Hierarchies (trees) in SQL Server 2005

There is much debate about how to implement hierarchies (trees) relationally in SQL Server. I decided to test the main techniques out and see which performed best for my application.

My problem is efficiently representing hierarchies in an experimental application code analysis database. The main hierarchy I am interested in is the class hierarchy. I want users to be able to determine quickly all the subclasses of a class. Class hierarchies tend to be broad and shallow. Since the .Net framework has about 18 500 classes (counting compiler generated classes) creation and query performance is an issue. In addition, since developers will be creating custom reports over the database, ease of query construction (queriability) is an issue.

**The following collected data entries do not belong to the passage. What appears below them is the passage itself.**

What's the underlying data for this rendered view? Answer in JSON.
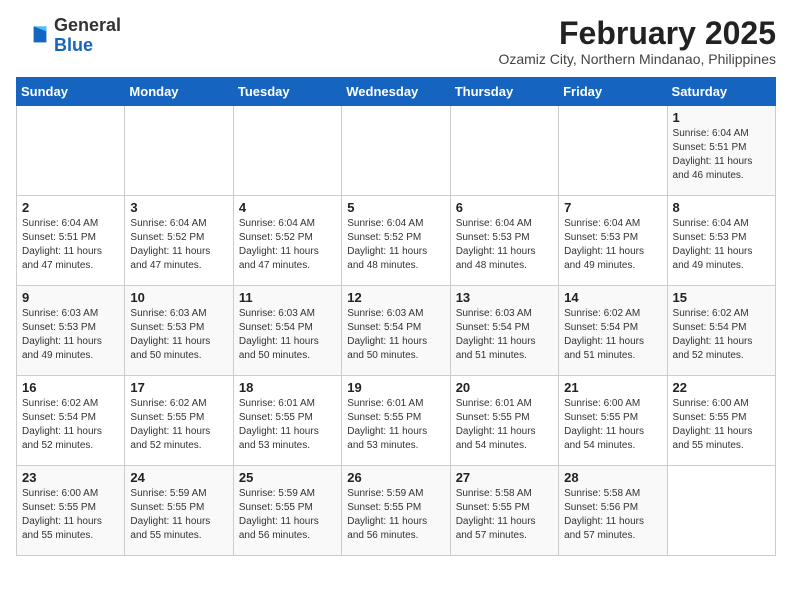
{
  "header": {
    "logo_general": "General",
    "logo_blue": "Blue",
    "month_year": "February 2025",
    "location": "Ozamiz City, Northern Mindanao, Philippines"
  },
  "days_of_week": [
    "Sunday",
    "Monday",
    "Tuesday",
    "Wednesday",
    "Thursday",
    "Friday",
    "Saturday"
  ],
  "weeks": [
    [
      {
        "day": "",
        "info": ""
      },
      {
        "day": "",
        "info": ""
      },
      {
        "day": "",
        "info": ""
      },
      {
        "day": "",
        "info": ""
      },
      {
        "day": "",
        "info": ""
      },
      {
        "day": "",
        "info": ""
      },
      {
        "day": "1",
        "info": "Sunrise: 6:04 AM\nSunset: 5:51 PM\nDaylight: 11 hours and 46 minutes."
      }
    ],
    [
      {
        "day": "2",
        "info": "Sunrise: 6:04 AM\nSunset: 5:51 PM\nDaylight: 11 hours and 47 minutes."
      },
      {
        "day": "3",
        "info": "Sunrise: 6:04 AM\nSunset: 5:52 PM\nDaylight: 11 hours and 47 minutes."
      },
      {
        "day": "4",
        "info": "Sunrise: 6:04 AM\nSunset: 5:52 PM\nDaylight: 11 hours and 47 minutes."
      },
      {
        "day": "5",
        "info": "Sunrise: 6:04 AM\nSunset: 5:52 PM\nDaylight: 11 hours and 48 minutes."
      },
      {
        "day": "6",
        "info": "Sunrise: 6:04 AM\nSunset: 5:53 PM\nDaylight: 11 hours and 48 minutes."
      },
      {
        "day": "7",
        "info": "Sunrise: 6:04 AM\nSunset: 5:53 PM\nDaylight: 11 hours and 49 minutes."
      },
      {
        "day": "8",
        "info": "Sunrise: 6:04 AM\nSunset: 5:53 PM\nDaylight: 11 hours and 49 minutes."
      }
    ],
    [
      {
        "day": "9",
        "info": "Sunrise: 6:03 AM\nSunset: 5:53 PM\nDaylight: 11 hours and 49 minutes."
      },
      {
        "day": "10",
        "info": "Sunrise: 6:03 AM\nSunset: 5:53 PM\nDaylight: 11 hours and 50 minutes."
      },
      {
        "day": "11",
        "info": "Sunrise: 6:03 AM\nSunset: 5:54 PM\nDaylight: 11 hours and 50 minutes."
      },
      {
        "day": "12",
        "info": "Sunrise: 6:03 AM\nSunset: 5:54 PM\nDaylight: 11 hours and 50 minutes."
      },
      {
        "day": "13",
        "info": "Sunrise: 6:03 AM\nSunset: 5:54 PM\nDaylight: 11 hours and 51 minutes."
      },
      {
        "day": "14",
        "info": "Sunrise: 6:02 AM\nSunset: 5:54 PM\nDaylight: 11 hours and 51 minutes."
      },
      {
        "day": "15",
        "info": "Sunrise: 6:02 AM\nSunset: 5:54 PM\nDaylight: 11 hours and 52 minutes."
      }
    ],
    [
      {
        "day": "16",
        "info": "Sunrise: 6:02 AM\nSunset: 5:54 PM\nDaylight: 11 hours and 52 minutes."
      },
      {
        "day": "17",
        "info": "Sunrise: 6:02 AM\nSunset: 5:55 PM\nDaylight: 11 hours and 52 minutes."
      },
      {
        "day": "18",
        "info": "Sunrise: 6:01 AM\nSunset: 5:55 PM\nDaylight: 11 hours and 53 minutes."
      },
      {
        "day": "19",
        "info": "Sunrise: 6:01 AM\nSunset: 5:55 PM\nDaylight: 11 hours and 53 minutes."
      },
      {
        "day": "20",
        "info": "Sunrise: 6:01 AM\nSunset: 5:55 PM\nDaylight: 11 hours and 54 minutes."
      },
      {
        "day": "21",
        "info": "Sunrise: 6:00 AM\nSunset: 5:55 PM\nDaylight: 11 hours and 54 minutes."
      },
      {
        "day": "22",
        "info": "Sunrise: 6:00 AM\nSunset: 5:55 PM\nDaylight: 11 hours and 55 minutes."
      }
    ],
    [
      {
        "day": "23",
        "info": "Sunrise: 6:00 AM\nSunset: 5:55 PM\nDaylight: 11 hours and 55 minutes."
      },
      {
        "day": "24",
        "info": "Sunrise: 5:59 AM\nSunset: 5:55 PM\nDaylight: 11 hours and 55 minutes."
      },
      {
        "day": "25",
        "info": "Sunrise: 5:59 AM\nSunset: 5:55 PM\nDaylight: 11 hours and 56 minutes."
      },
      {
        "day": "26",
        "info": "Sunrise: 5:59 AM\nSunset: 5:55 PM\nDaylight: 11 hours and 56 minutes."
      },
      {
        "day": "27",
        "info": "Sunrise: 5:58 AM\nSunset: 5:55 PM\nDaylight: 11 hours and 57 minutes."
      },
      {
        "day": "28",
        "info": "Sunrise: 5:58 AM\nSunset: 5:56 PM\nDaylight: 11 hours and 57 minutes."
      },
      {
        "day": "",
        "info": ""
      }
    ]
  ]
}
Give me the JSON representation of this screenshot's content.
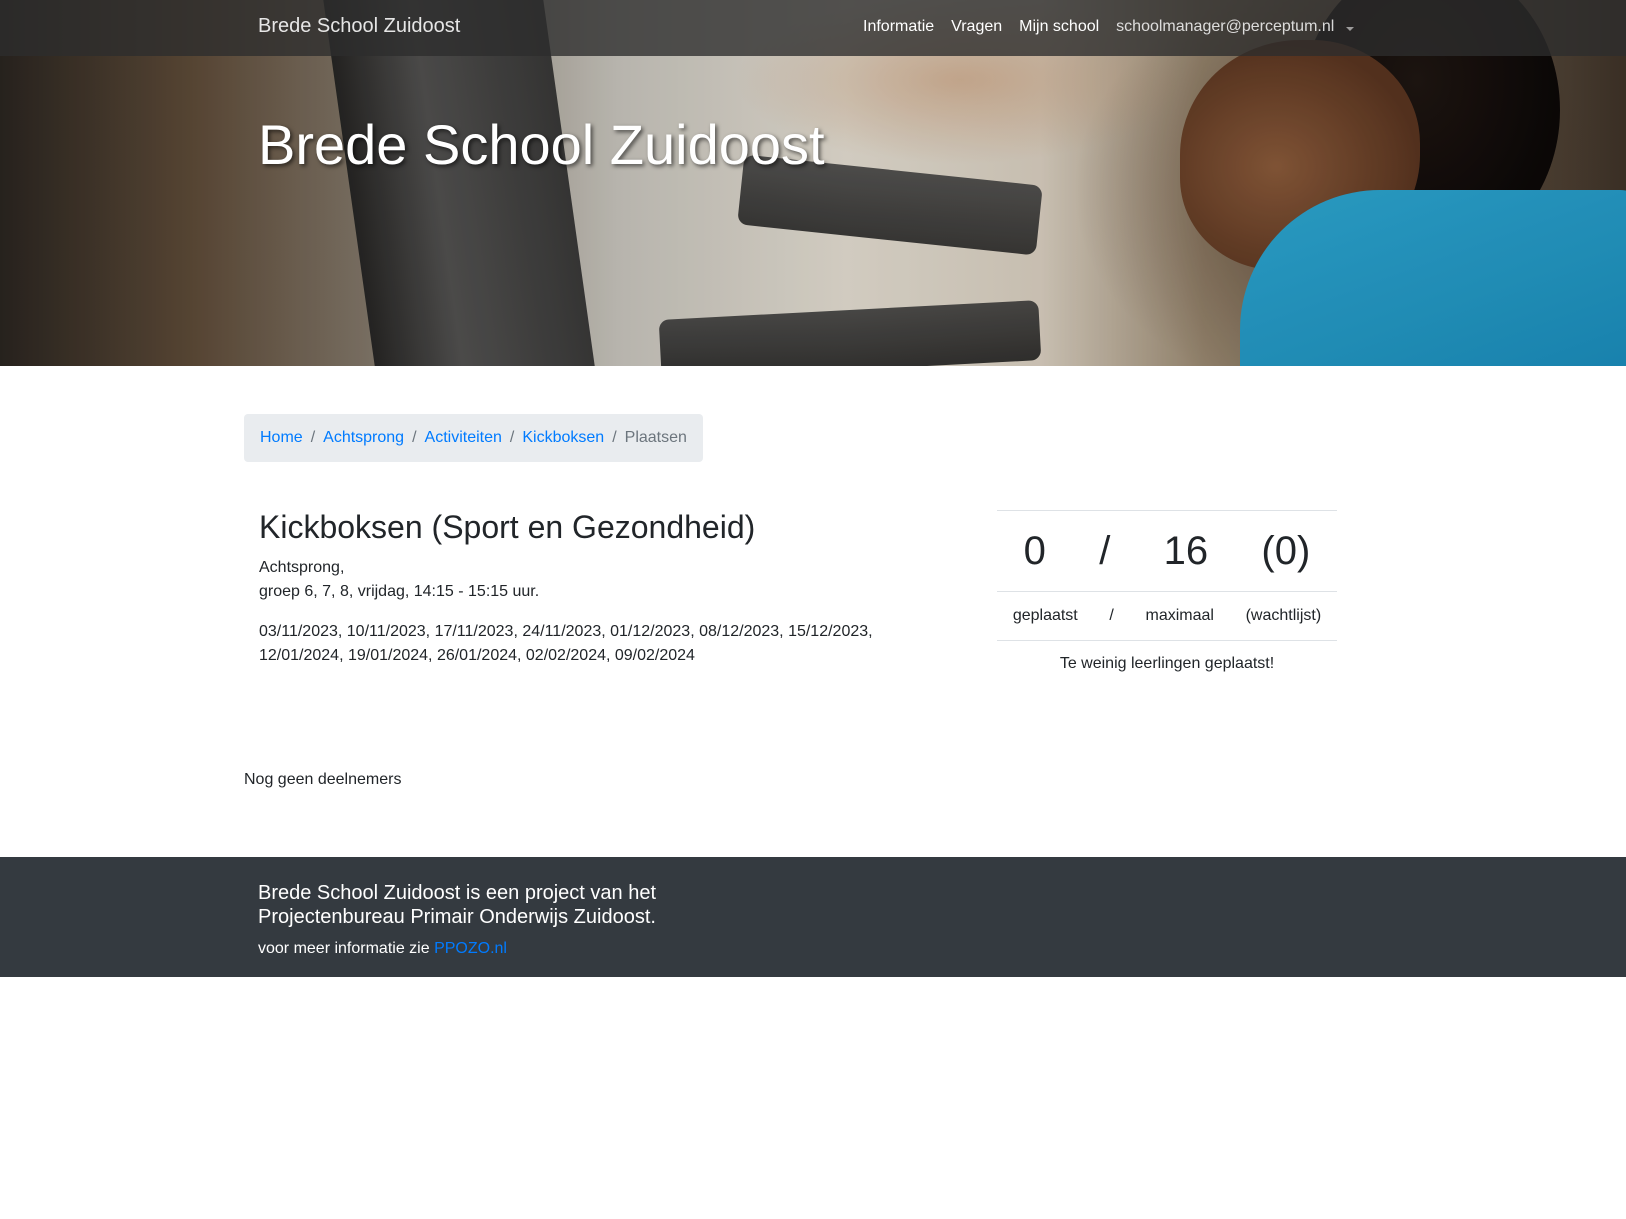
{
  "navbar": {
    "brand": "Brede School Zuidoost",
    "links": [
      "Informatie",
      "Vragen",
      "Mijn school"
    ],
    "user": "schoolmanager@perceptum.nl"
  },
  "hero": {
    "title": "Brede School Zuidoost"
  },
  "breadcrumb": {
    "items": [
      "Home",
      "Achtsprong",
      "Activiteiten",
      "Kickboksen"
    ],
    "active": "Plaatsen",
    "separator": "/"
  },
  "activity": {
    "title": "Kickboksen (Sport en Gezondheid)",
    "location": "Achtsprong,",
    "schedule": "groep 6, 7, 8, vrijdag, 14:15 - 15:15 uur.",
    "dates": "03/11/2023, 10/11/2023, 17/11/2023, 24/11/2023, 01/12/2023, 08/12/2023, 15/12/2023, 12/01/2024, 19/01/2024, 26/01/2024, 02/02/2024, 09/02/2024"
  },
  "stats": {
    "placed": "0",
    "slash": "/",
    "maximum": "16",
    "waitlist": "(0)",
    "placed_label": "geplaatst",
    "maximum_label": "maximaal",
    "waitlist_label": "(wachtlijst)",
    "message": "Te weinig leerlingen geplaatst!"
  },
  "participants": {
    "empty_text": "Nog geen deelnemers"
  },
  "footer": {
    "tagline": "Brede School Zuidoost is een project van het Projectenbureau Primair Onderwijs Zuidoost.",
    "more_info": "voor meer informatie zie ",
    "link": "PPOZO.nl"
  },
  "colors": {
    "link": "#007bff",
    "footer_bg": "#343a40",
    "breadcrumb_bg": "#e9ecef"
  }
}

There are three standard techniques for representing hierarchies in relation stores: the adjacency technique, the path technique, and the nested sets technique. A fourth approach based on floating point intervals (nested intervals) is sometimes mentioned but it is equivalent to the nested set approach with gaps and too hard for my users to understand.

Adjacency technique

In this representation, rows contain the IDs of their corresponding parent row. For example, the organization chart:

would be represented as:

Id

Name

Manager

1

Edgar

2

2

Andrew

null

3

Betty

2

4

Charles

3

5

Denise

3

This is the first representation many people think of and is often considered a poor practice. However, many operations are straightforward to implement and users can easily understand it.

Path technique

In this representation, rows contain the path to their parents. For example, the organization chart:

would be represented as:

Id

Name

Path

1

Edgar

2

2

Andrew

 

3

Betty

2

4

Charles

2,3

5

Denise

2,3

This makes queries like finding all the descendents of a node straightforward since you only need to look for all nodes with the appropriate path prefix. Because of index limitations, the trees cannot be too deep since to be efficient you need to index the Path column, which in SQL Server 2005 must be at most 900 bytes.

Nested sets

This is the approach championed by the indomitable Joe Celko (see 1, 2, 3 and 4). Essentially the idea is to label nodes with their left and right traversal ranks as a node is entered and exited respectively. For example, the organization chart:

would be represented as:

Id

Name

Left

Right

1

Edgar

8

9

2

Andrew

1

10

3

Betty

2

7

4

Charles

3

4

5

Denise

5

6

The representation makes operations like determining the descendents of a node and if two trees overlap easy because the left and right values bracket the left and right nodes of every descendent node.

The fundamental issue with the nested sets approach is that adding a node is very expensive (O(n)) since all subsequent nodes need to be renumbered.

Performance

Table 1 shows a simple benchmark for my problem involving 20 000 nodes. First the tree is created as 20 000 inserts and then the list of dependent nodes is generated for each of the 20 000 nodes in the tree. As expected, the adjacency technique works best for creating the tree. However, the surprising winner for finding all descendents of every node is also the adjacency technique.

Table 1 Time to create a 20 000 node tree and find all the descendents of each of the 20 000 nodes.

Technique

Create (secs)

All Descendents (secs)

Adjacency

4

4

Nested set

6072

43

Path

6

337

At first, I suspected a bug but my testing showed that all the techniques produce identical results. SQL Server 2005 does a good job of generating query plans for recursive CTE expressions but I think that because the whole table lives in cache and the tree is shallow (a maximum of 8 nodes deep) SQL Server can be very fast. It is also a great example of the power of the relational model since the result set is created in a highly parallelizable breadth-first way. As is often the case, a naïve implementation is faster because the runtime can optimize it better.

Because of the adjacency technique’s superior performance (for my shallow and broad trees) and queriability it is the most attractive choice. With more work I could probably improve the performance of the other techniques but the adjacency method has the performance and queriability I need. However, I am interested in any feedback you may have on issues I have missed.

Implementation experience

I found all three approaches easy to implement. The only time I had to think about what I was doing was figuring out what the best way to test for a varbinary prefix (I represented paths as strings of 4 byte node IDs). I am no T-SQL guru so I imagine any competent T-SQL developer could easily implement any of the approaches.

XML columns

The obvious SQL Server 20005 alternative is to encode the hierarchy in an XML column. Because classes are likely to relate to many other objects in the system, query patterns over classes are unpredictable and relational implementation performance is acceptable, I decided a pure relational implementation would give users the most power.